HOUSTON (Dow Jones), Nov. 13, 2009
Oil giants ExxonMobil Corp. and Chevron Corp. are expected to inch up their capital spending in 2010 and continue their massive investments in major projects in an effort to lift production.
The increases, which would come amid an improved outlook of the global economy and hopes of sustained higher commodity prices, would sharply contrast with rival ConocoPhillips' decision to reduce 12% its next-year capital budget. Some analysts said this reduced level of spending will make it difficult for the Houston-based company to maintain production or continue with projects that require intense capital allocation.
The recent rebound in oil prices to over $79 a barrel from a year's low below $34 in February and forecasts that oil demand would increase next year, could allow ExxonMobil and Chevron to continue boosting their capital spending, which was undeterred by the economic crisis and the subsequent collapse of oil prices from records above $145 a barrel last year.
But Conoco will likely dance to a different tune. On Oct. 7, the company announced a major restructuring to shore up finances that included a cut in its 2010 budget to $11 billion from $12.5 billion in 2009.
Conoco's new budget doesn't leave room for three major expansion projects: the refinery upgrade at Wilhelmshaven in Germany, the Abu Dhabi sour gas project and the Yanbu refinery in Saudi Arabia, said Paul Sankey, an analyst at Deutsche Bank, in a report released Wednesday. Sankey says Conoco, the third largest U.S. oil company by market capitalization, won't hesitate to cancel the projects in the Middle East regardless of "long term diplomatic damage."

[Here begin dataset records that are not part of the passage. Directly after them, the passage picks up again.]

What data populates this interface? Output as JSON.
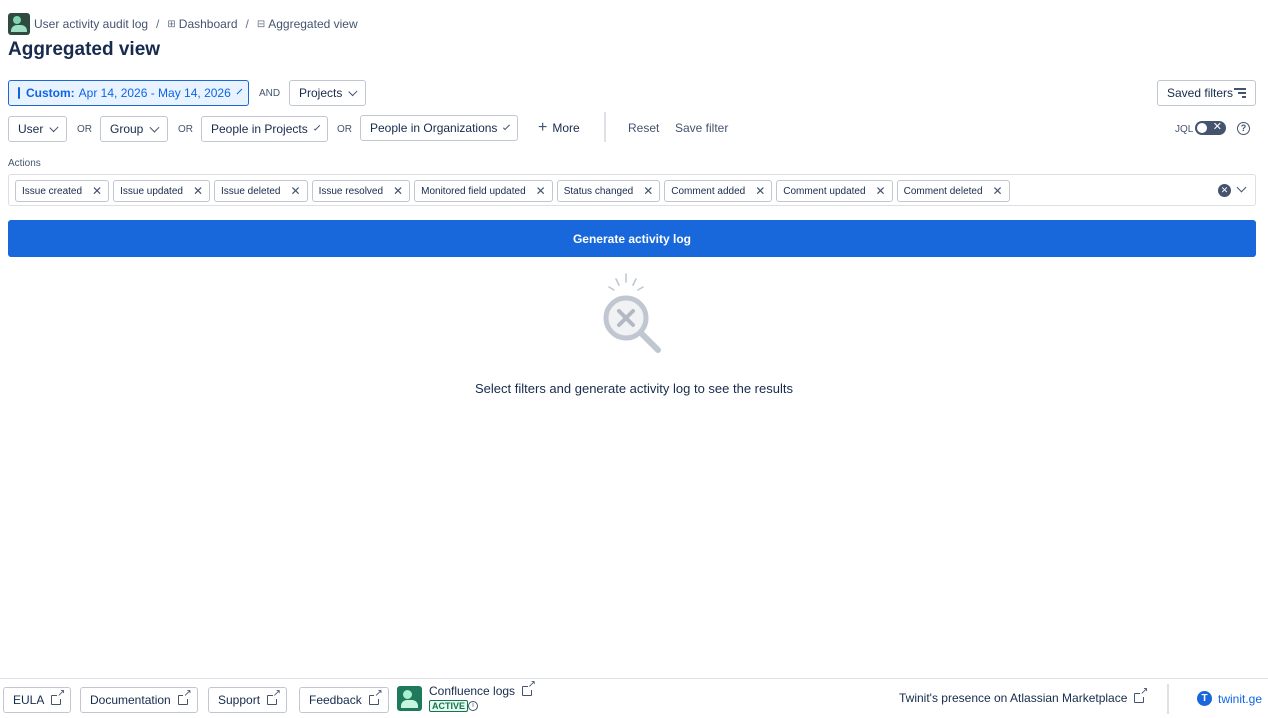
{
  "breadcrumb": {
    "app": "User activity audit log",
    "dashboard": "Dashboard",
    "current": "Aggregated view"
  },
  "page_title": "Aggregated view",
  "filters": {
    "date_prefix": "Custom:",
    "date_range": "Apr 14, 2026 - May 14, 2026",
    "and_label": "AND",
    "projects": "Projects",
    "saved_filters": "Saved filters",
    "user": "User",
    "or_label": "OR",
    "group": "Group",
    "people_in_projects": "People in Projects",
    "people_in_organizations": "People in Organizations",
    "more": "More",
    "reset": "Reset",
    "save_filter": "Save filter",
    "jql": "JQL"
  },
  "actions": {
    "label": "Actions",
    "tags": [
      "Issue created",
      "Issue updated",
      "Issue deleted",
      "Issue resolved",
      "Monitored field updated",
      "Status changed",
      "Comment added",
      "Comment updated",
      "Comment deleted"
    ]
  },
  "generate_button": "Generate activity log",
  "empty_state": "Select filters and generate activity log to see the results",
  "footer": {
    "eula": "EULA",
    "documentation": "Documentation",
    "support": "Support",
    "feedback": "Feedback",
    "confluence_logs": "Confluence logs",
    "status_badge": "ACTIVE",
    "marketplace": "Twinit's presence on Atlassian Marketplace",
    "twinit": "twinit.ge"
  },
  "colors": {
    "primary": "#1868db",
    "active_badge": "#216e4e",
    "text": "#172b4d"
  }
}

In the case of ExxonMobil, the Irving, Texas-based company is expected to spend in 2010 at the high-end of its previously announced target of $25 billion to $30 billion per year, said Fadel Gheit, analyst at Oppenheimer & Co. Inc. A substantial part of Exxon's 2010 budget, which will be announced in March, would go toward the first allocation of the massive, Chevron-led Gorgon liquefied natural gas project in Australia that was sanctioned in September and has a pricetag of $37.1 billion.
Exxon said this year's budget, which the company said last month will be unchanged from its 2008 budget but $3 billion lower than the company's initial forecast, benefited from lower costs and delays in projects approvals.
The Gorgon project is also expected to be a big chunk of San Ramon, Calif.-based Chevron's next-year capital budget, which will be unveiled in December. Chevron, whose 2009 capital budget is $22.8 billion, has several multi-billion dollars projects that need capital outlays, which would boost spending.
"I can't imagine with all the projects Chevron has in the pipeline that their budget will be any lower than this year," said Phil Weiss, analyst at Argus Research in New York. "They have a lot going on."
The three largest U.S. oil companies by market value are also seen as slightly raising their dividends and maintaining their conservative approach to share repurchases. It's unlikely that Chevron or Conoco will reinstate their share-buyback programs--which were suspended last year. ExxonMobil is expected to continue to be the only oil major buying back stock, but at a reduced pace of about $2 billion per quarter, said Pavel Molchanov, a Houston-based analyst with Raymond James.